Ich hab auch just die Trailcheck in grün heute wieder an Rose zurück geschickt.
Eigentlich von der Verarbeitung und Material super  aber der Schnitt geht mal gar nicht! Für Frauen mit "Taille" wohl eher ungeeignet. Selbst mit der Weitenverstellung oben so schmal wie möglich gemacht könnte man mich oben zweimal reinstecken, während es an den Schenkeln recht gut passt


----------



## Veloce (12. Mai 2011)

Wie wärs denn mit O`Neal ?
Mit 38/40   passt mir die Pin It in 26 und die Element  Short in 28.


----------



## MTB-News.de




----------



## Mechanikerin (21. Juni 2020)

Hallo ihr Lieben, ich weiß das die "Traitech" Zeiten schon langer her sind, aber vielleicht habe ich ja hier Glück?!
Ich suche unbedingt noch mal die Trailtech Shorts von Platzangst in schwarz Größe "M"
Hab mich einfach festgefahren und kann mir keine andere mehr vorstellen.
Bitte meldet euch wenn ihr die Hose noch in der hintersten Ecke eures Schrankes findet und sie mir vermachen würdet.
Preis wird dann an den Zustand angepasst-wir werden uns schon einig ?


----------



## Horalka (29. Juni 2020)

Hallo Mädels.
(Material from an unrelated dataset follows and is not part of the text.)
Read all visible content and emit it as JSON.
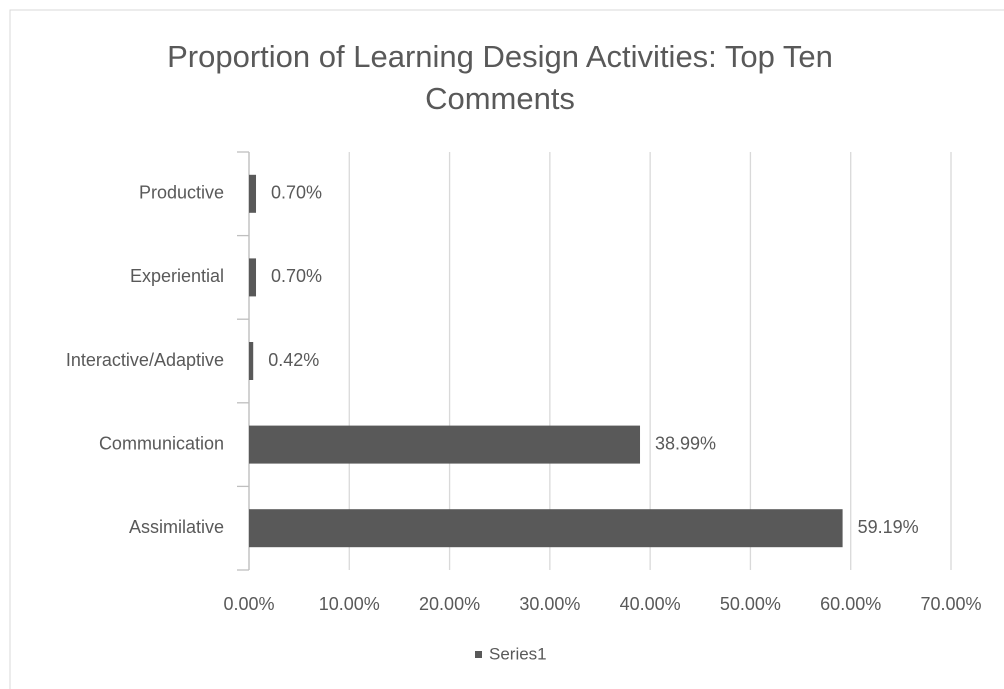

Ich habe mir Letztes Jahr die Freeride Hose gegönnt und ich hab noch nie geilere, bezahlbare Hose angehabt. Super bequem, sehen gut aus und mit Größe hatte ich auch kein Problem. Aber ja, jede Frau hat andere Figur. Ich finde die Hose auf jeden Fall super ??


----------



## frechehex (1. Juli 2020)

Ich hatte auch mal ne Platzangst Hose ausprobiert. Die M war zu eng beim Pedalieren, die L zu groß. 
Hab zwei Shirts davon, die sind auch ne Größe größer. 
Ich bleibe Vaude treu


----------